Alors que se profile une guerre commerciale au long cours avec les États-Unis, les autorités de Beijing regrettent une « provocation » qui va à rebours des discours de coopération prononcés ces derniers mois.
Beijing n’a pas tardé à réagir à l’annonce du projet français visant à taxer plus lourdement les vêtements dits de « fast fashion ». La proposition de loi, portée par la députée Anne-Cécile Violland et soutenue par le gouvernement, prévoit d’imposer un malus environnemental pouvant aller jusqu’à 10 euros par article, soit une hausse de près de 50 % du prix pour certains vêtements à bas coût. Si l’initiative vise officiellement à lutter contre les dérives environnementales et sociales du modèle de consommation rapide de la mode, elle suscite l’ire des autorités chinoises.
Dans un contexte de tensions commerciales mondiales accrues, la Chine dénonce un « protectionnisme déguisé » de la part de Paris. Le Global Times, média d’État chinois, s’est fait l’écho du mécontentement des industriels et des autorités. « Cette proposition de loi aura un impact direct sur les exportations de textile chinois vers la France et l’Union européenne », prévient Xu Yingxin, vice-président de la China National Textile and Apparel Council (CNTAC), dans les colonnes du quotidien. Beijing redoute de voir ce type de mesures faire tache d’huile dans d’autres pays européens, sur fond de durcissement global des régulations commerciales.
Le sujet est d’autant plus sensible que la Chine reste le premier fournisseur textile de la France et de l’Union européenne. En 2023, les importations françaises de vêtements et accessoires en provenance de Chine ont représenté plus de 30 % du total, selon les douanes françaises. Un alourdissement des taxes pourrait affecter un secteur qui emploie des millions de personnes en Chine, particulièrement dans les provinces côtières comme le Guangdong ou le Zhejiang.
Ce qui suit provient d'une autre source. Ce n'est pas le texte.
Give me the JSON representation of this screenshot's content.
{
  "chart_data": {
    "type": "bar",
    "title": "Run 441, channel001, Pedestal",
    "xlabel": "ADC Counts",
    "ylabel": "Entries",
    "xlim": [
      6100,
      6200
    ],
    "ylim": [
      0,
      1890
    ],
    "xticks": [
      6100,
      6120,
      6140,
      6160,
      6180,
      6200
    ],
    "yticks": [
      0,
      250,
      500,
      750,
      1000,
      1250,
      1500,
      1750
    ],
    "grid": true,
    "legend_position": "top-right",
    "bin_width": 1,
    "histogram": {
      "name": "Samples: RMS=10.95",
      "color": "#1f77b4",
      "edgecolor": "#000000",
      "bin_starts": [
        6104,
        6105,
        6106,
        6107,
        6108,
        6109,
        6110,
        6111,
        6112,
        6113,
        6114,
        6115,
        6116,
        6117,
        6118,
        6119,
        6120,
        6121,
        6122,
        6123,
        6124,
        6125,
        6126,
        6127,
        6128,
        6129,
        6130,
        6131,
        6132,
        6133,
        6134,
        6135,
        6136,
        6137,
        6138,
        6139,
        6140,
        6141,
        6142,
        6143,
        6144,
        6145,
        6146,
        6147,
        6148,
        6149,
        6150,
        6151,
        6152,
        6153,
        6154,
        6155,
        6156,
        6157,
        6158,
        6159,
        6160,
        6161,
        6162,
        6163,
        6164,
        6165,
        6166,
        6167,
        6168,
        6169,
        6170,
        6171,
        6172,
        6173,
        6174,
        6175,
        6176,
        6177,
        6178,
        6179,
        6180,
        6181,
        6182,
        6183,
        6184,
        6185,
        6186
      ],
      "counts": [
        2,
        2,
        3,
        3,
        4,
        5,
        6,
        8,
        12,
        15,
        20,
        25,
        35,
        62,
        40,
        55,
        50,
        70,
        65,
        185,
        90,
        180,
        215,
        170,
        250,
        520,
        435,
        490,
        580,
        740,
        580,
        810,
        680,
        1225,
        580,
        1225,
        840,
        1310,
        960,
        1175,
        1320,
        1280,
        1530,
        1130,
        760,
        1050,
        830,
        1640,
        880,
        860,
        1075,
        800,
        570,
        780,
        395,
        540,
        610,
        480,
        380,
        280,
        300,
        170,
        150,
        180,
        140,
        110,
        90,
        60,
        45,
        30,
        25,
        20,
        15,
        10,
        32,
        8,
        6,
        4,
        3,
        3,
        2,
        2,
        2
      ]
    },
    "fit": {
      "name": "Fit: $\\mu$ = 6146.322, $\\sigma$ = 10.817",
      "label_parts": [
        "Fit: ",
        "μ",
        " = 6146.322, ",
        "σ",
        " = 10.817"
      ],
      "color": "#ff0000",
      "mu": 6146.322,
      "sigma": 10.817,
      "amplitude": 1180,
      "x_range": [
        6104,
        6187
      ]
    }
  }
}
Signe de l’importance du dossier, le ministère chinois du Commerce a officiellement exprimé sa « vive préoccupation » et appelé la France à respecter les principes du libre-échange. Dans une déclaration relayée par l’agence Xinhua, le ministère souligne que la Chine « espère voir la France respecter l’esprit de coopération prôné dans le partenariat stratégique global sino-français » et demande à Paris de « créer un environnement commercial équitable et non discriminatoire ».
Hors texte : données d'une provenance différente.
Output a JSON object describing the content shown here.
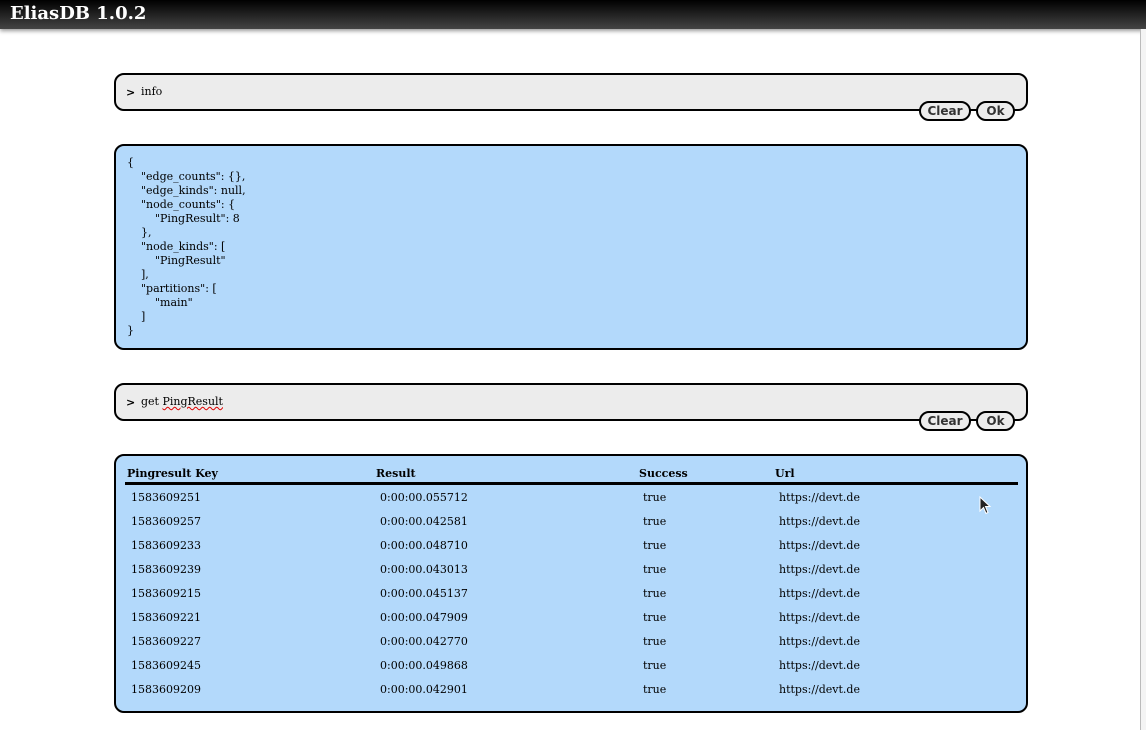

Au-delà de l’aspect économique, les autorités chinoises s’agacent du timing de cette initiative, alors même que Paris et Beijing multiplient les échanges diplomatiques. Le président Emmanuel Macron avait insisté lors de sa visite en Chine en avril 2023 sur la nécessité de renforcer le dialogue économique. De leur côté, les dirigeants chinois avaient salué la France comme un partenaire stable au sein de l’Union européenne. « Cette mesure apparaît comme une provocation gratuite », déplore un diplomate chinois cité par l’agence Chine Nouvelle.
De nombreux analystes chinois redoutent également un effet boule de neige. Selon une note du China Daily, certains parlementaires allemands et néerlandais suivraient avec attention les débats en France et pourraient s’en inspirer pour durcir leurs propres législations sur la mode jetable. Si une telle dynamique devait se concrétiser, c’est l’ensemble du modèle exportateur chinois qui en serait fragilisé.
Les milieux d’affaires chinois plaident donc pour une désescalade. Lors d’un récent forum organisé à Shanghai par le CNTAC, plusieurs grands groupes du textile ont appelé à privilégier la concertation. « Nous comprenons les préoccupations environnementales légitimes, mais elles ne doivent pas se traduire par des barrières déguisées », a souligné Lin Yunfeng, président de la China Textile Commerce Association. Beijing espère encore peser sur les discussions parlementaires avant l’adoption définitive de la loi prévue courant 2025.
En France, le gouvernement assume pour l’instant pleinement le projet. Dans l’entourage du ministre de la Transition écologique, on défend « une mesure indispensable pour responsabiliser l’offre et la demande », rappelant que l’industrie textile est l’une des plus polluantes au monde. Reste que le dossier est désormais éminemment politique et symbolique, à l’heure où la Chine et l’Union européenne cherchent à préserver tant bien que mal leurs relations économiques face aux remous géopolitiques et à la pression américaine.